Dan sebelum Daru dapat menahannya, mungkin sedikit memaksanya agar bersedia diantar, Hafa telah duduk di atas jok sepeda, melambai pada Daru dengan senyumnya yang membuat orang tidak mudah berpaling. Kemudian ... pergi.
Daru mendesah, ia sudah tahu pola jawabannya. Seperti itu setiap pagi. Kemudian pria itu hanya bisa mengulum kembali senyumnya melihat gadis itu yang lenyap dengan cepat di balik tikungan.
Sepuluh tahun? Lima belas? Dua puluh? Ia tidak bisa mengingat sejak kapan ia menyukai gadis itu. Mereka lahir dan tumbuh bersama-sama di sini. Ia mengenal dengan benar tentang gadis itu, apa-apa yang disukainya dan hal-hal yang ia tidak suka. Ia juga mengenal keluarganya dengan baik, dulu. Ibu Hafa adalah wanita yang cantik dan ramah. Suaminya sudah meninggal lama sekali, waktu Hafa masih seumuran Ayres. Gadis itu bahkan tidak lagi bisa mengingat bagaimana rupa ayahnya. Lalu wanita itu menikah lagi, seorang pria bule yang hampir sepuluh tahun lebih muda darinya. Tentu saja Hafa yang sudah masuk SMA itu menentang. Tentu saja pula ibunya keras kepala.
Sayangnya, suaminya tidak pernah melihat darah dagingnya, sama sekali.

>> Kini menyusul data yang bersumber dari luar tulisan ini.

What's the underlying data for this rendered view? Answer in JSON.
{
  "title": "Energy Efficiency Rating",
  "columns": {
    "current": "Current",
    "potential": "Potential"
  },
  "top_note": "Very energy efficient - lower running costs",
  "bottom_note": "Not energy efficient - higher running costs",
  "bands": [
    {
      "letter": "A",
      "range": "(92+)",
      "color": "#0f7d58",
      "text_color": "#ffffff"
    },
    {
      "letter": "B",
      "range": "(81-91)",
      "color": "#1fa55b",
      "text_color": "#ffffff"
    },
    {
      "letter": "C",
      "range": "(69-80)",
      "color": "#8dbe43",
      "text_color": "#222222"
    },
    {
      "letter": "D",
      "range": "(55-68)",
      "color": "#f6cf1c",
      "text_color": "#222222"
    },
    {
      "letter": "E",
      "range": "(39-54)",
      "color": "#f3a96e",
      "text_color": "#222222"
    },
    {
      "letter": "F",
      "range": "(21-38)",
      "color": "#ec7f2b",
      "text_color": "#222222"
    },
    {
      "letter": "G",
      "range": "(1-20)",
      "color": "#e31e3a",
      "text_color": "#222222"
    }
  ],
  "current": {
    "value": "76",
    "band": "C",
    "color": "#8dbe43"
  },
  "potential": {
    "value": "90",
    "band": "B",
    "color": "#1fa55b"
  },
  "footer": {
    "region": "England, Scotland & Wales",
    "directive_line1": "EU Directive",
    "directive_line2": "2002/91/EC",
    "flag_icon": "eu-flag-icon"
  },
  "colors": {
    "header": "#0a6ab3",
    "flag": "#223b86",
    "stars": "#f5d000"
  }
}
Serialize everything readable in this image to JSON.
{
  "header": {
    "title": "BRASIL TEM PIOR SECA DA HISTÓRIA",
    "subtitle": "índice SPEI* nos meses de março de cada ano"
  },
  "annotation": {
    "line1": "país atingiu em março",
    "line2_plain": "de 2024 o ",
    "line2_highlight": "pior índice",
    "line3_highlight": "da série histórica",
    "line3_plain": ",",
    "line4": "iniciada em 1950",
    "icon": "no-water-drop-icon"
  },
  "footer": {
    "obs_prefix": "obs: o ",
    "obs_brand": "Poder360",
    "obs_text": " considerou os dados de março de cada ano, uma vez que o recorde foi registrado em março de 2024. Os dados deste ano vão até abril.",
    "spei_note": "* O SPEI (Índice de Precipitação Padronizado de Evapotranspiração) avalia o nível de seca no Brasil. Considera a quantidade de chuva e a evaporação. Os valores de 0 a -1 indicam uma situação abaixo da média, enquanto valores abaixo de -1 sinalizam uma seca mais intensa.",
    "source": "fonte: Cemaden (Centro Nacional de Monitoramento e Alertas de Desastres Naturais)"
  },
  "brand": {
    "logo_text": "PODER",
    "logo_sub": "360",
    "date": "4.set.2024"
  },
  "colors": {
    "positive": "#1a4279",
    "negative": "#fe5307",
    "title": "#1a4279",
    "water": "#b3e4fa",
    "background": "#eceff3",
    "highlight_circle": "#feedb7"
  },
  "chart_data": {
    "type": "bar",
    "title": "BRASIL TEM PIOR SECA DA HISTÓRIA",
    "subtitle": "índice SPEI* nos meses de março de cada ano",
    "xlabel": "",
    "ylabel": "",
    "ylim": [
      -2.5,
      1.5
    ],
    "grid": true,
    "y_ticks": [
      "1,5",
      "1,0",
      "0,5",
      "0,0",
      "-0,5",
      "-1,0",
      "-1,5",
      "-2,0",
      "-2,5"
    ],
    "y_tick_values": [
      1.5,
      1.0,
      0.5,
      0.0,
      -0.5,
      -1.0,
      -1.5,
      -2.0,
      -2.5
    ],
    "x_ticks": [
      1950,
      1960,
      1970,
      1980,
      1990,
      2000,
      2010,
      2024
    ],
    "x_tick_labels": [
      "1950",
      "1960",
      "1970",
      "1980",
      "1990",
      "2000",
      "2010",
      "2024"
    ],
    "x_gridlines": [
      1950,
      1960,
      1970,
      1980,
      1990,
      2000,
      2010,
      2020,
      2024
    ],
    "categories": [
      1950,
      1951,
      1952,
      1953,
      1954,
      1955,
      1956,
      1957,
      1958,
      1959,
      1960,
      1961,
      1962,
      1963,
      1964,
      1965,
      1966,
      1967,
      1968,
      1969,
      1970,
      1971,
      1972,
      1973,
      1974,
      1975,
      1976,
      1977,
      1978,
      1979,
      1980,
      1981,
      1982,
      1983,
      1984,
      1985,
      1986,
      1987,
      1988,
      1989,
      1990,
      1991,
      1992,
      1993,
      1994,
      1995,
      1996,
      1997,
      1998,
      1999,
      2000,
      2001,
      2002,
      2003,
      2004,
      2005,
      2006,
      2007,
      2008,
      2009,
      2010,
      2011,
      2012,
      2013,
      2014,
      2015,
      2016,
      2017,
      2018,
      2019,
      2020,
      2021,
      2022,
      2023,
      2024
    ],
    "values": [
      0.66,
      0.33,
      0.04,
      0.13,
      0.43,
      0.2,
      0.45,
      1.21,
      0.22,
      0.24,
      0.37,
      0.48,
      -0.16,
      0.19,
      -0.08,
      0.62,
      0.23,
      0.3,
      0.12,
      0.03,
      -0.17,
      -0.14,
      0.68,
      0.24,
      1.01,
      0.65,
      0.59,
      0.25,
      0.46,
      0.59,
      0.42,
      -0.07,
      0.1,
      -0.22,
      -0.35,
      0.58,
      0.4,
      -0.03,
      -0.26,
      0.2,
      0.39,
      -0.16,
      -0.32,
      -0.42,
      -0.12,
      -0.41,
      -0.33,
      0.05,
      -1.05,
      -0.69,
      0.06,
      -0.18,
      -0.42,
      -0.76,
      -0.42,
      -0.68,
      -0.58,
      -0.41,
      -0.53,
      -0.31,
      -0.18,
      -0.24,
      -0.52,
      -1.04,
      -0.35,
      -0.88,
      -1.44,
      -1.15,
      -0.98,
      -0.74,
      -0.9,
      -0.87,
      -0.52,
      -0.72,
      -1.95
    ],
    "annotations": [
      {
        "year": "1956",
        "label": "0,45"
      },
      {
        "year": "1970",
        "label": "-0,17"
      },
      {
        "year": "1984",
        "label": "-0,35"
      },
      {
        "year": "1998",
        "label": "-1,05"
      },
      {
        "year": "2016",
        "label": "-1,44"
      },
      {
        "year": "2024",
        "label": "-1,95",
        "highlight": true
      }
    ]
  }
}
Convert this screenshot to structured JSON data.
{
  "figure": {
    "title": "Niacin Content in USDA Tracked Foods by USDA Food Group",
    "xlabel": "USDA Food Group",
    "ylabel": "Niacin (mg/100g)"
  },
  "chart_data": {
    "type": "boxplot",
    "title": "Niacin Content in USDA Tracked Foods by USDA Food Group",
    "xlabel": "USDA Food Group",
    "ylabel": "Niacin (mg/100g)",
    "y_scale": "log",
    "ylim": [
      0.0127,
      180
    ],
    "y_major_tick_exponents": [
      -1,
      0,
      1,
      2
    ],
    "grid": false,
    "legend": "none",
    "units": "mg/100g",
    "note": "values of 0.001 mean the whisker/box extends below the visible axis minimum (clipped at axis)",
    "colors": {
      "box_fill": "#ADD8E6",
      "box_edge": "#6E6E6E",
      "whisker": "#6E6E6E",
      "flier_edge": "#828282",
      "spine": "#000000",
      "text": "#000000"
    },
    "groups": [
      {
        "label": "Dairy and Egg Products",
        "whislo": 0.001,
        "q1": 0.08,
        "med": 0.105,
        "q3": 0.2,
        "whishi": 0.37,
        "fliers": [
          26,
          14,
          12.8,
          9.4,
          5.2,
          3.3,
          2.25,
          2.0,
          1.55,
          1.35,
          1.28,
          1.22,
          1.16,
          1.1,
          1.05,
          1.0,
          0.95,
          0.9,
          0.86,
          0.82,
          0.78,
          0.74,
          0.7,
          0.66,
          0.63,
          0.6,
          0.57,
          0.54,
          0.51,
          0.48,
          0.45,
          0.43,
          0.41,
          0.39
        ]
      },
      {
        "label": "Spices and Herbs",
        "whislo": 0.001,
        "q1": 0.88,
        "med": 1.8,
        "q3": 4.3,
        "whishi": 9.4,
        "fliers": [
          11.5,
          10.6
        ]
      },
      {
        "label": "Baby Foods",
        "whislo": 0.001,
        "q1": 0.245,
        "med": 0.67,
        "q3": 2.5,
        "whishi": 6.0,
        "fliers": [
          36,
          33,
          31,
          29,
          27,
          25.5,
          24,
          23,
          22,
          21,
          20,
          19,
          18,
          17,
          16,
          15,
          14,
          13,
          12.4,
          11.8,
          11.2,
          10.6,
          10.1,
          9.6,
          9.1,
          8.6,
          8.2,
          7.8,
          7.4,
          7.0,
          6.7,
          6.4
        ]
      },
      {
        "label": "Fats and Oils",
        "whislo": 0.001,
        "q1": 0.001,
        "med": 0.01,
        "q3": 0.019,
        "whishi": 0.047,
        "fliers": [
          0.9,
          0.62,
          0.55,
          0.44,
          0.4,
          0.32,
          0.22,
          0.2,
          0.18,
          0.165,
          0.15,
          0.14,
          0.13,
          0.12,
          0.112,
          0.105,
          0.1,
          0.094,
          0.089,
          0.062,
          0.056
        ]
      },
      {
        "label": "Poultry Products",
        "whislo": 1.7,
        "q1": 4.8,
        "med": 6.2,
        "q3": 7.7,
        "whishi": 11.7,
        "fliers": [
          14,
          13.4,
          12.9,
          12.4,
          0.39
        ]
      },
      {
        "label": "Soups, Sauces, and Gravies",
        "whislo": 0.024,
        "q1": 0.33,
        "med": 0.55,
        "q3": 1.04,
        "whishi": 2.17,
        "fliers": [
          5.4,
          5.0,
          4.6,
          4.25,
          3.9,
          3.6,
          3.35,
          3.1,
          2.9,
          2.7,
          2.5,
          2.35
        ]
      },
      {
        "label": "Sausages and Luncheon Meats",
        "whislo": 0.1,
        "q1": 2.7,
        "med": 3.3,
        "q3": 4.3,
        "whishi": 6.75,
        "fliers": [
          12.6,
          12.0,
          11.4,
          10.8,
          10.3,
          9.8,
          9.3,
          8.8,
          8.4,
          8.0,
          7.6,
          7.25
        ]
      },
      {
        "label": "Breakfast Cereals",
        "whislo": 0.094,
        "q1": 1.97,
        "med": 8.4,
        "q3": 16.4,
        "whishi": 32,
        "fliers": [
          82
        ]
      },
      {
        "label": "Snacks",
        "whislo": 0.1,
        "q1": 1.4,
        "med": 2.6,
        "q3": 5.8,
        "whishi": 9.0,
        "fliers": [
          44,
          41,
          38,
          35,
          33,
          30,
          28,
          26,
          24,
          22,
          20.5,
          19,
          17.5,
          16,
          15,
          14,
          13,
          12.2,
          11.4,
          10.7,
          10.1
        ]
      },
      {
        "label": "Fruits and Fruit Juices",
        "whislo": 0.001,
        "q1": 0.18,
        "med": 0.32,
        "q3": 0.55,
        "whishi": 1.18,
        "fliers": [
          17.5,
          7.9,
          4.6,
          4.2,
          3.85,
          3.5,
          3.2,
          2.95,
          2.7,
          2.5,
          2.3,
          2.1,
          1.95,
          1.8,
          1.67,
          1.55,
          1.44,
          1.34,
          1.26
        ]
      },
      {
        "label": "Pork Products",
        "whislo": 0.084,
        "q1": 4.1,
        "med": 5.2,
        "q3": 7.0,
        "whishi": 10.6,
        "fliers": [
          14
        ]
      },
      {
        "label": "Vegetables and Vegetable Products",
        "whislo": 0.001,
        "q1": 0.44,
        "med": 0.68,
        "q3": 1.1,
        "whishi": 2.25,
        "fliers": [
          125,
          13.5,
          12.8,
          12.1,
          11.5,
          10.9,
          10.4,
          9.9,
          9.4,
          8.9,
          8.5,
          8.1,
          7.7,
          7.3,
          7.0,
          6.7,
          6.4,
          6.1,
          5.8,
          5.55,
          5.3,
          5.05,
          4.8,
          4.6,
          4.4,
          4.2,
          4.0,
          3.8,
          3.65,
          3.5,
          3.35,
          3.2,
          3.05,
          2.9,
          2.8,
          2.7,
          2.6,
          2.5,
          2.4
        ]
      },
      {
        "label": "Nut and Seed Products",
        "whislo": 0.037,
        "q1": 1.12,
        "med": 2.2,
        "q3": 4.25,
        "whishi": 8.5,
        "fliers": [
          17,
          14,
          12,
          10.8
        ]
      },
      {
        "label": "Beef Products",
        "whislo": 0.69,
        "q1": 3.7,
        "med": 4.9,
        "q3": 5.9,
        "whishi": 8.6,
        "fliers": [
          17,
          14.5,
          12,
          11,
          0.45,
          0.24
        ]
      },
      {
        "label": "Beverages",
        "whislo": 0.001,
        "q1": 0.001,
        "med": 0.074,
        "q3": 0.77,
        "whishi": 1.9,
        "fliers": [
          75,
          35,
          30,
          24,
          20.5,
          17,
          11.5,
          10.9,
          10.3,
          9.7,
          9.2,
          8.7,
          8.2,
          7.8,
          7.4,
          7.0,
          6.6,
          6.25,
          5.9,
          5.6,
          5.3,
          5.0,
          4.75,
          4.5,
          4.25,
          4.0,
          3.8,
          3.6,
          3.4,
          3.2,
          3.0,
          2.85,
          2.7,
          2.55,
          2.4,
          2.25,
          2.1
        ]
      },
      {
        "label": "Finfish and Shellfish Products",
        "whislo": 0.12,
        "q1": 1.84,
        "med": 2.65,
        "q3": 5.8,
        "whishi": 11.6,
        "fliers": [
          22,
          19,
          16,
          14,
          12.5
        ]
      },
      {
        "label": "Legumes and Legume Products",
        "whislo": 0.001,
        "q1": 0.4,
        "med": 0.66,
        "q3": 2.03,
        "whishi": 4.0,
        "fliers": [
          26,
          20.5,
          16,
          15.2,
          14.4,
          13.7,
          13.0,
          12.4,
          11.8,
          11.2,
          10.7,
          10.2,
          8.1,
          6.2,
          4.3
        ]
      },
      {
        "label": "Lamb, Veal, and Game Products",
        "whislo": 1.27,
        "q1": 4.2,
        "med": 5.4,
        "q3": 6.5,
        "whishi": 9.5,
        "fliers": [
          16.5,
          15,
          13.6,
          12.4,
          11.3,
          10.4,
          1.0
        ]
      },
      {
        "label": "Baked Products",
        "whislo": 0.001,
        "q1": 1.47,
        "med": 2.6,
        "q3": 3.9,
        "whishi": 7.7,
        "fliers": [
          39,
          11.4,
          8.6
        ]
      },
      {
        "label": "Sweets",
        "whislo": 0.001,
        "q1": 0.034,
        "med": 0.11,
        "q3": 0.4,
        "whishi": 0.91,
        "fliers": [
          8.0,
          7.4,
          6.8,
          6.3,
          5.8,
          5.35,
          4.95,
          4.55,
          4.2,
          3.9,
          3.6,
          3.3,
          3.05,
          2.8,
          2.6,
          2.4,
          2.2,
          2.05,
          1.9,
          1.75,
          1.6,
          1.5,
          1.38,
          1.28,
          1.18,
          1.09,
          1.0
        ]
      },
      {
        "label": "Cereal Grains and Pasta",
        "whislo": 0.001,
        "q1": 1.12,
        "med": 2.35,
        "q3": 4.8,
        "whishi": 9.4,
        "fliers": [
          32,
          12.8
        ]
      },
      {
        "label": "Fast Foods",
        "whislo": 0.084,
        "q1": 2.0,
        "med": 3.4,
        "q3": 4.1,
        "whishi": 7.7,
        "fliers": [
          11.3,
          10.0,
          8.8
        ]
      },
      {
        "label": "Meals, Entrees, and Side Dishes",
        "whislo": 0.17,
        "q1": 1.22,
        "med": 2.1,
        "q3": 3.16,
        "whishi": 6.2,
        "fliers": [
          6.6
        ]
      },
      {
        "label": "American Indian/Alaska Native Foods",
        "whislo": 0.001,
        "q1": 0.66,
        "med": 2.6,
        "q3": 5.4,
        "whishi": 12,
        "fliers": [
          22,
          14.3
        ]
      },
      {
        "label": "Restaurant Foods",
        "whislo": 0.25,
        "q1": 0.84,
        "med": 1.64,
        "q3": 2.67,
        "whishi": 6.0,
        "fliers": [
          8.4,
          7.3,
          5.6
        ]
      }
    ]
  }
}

Pria itu menghilang begitu saja, mungkin kembali ke negara asal. Sementara Ibu Hafa mulai sakit dan meninggalkan mereka ketika Ayres masih berusia delapan bulan. Jadi, wajar saja, Hafa memperlakukan Ayres seperti anaknya sendiri, seperti bayinya. Ia yang merawat anak itu, sendirian. Kecuali untuk dukungan Daru dan alharhum ayahnya yang mungkin tidak cukup, tidak akan pernah cukup.
Mereka saling bantu. Saling berbagi. Lebih dari sekedar tumbuh bersama. Ia melihat bagaimana gadis kecil dengan gigi kelinci itu tumbuh besar menjadi gadis cantik, dengan masih mempertahankan gigi kelincinya. Ia menjadi gadis yang kuat, meski badannya yang terhitung mungil membuatnya kelihatan rapuh. Seperti ibunya, gadis itu ramah dan menyimpan bebannya di belakang.
Dan ia... jatuh dalam pesona gadis itu. Sulit untuk tidak melakukannya. Tidak bisa dihitung seberapa sering gadis itu memanggilnya Pak Dokdok, lalu tersenyum, kemudian tertawa, dan setiap itu Daru merasa jatuh cinta. Ia tidak pernah jatuh cinta selain ini. Gadis itu, adalah yang pertama dan satu-satunya.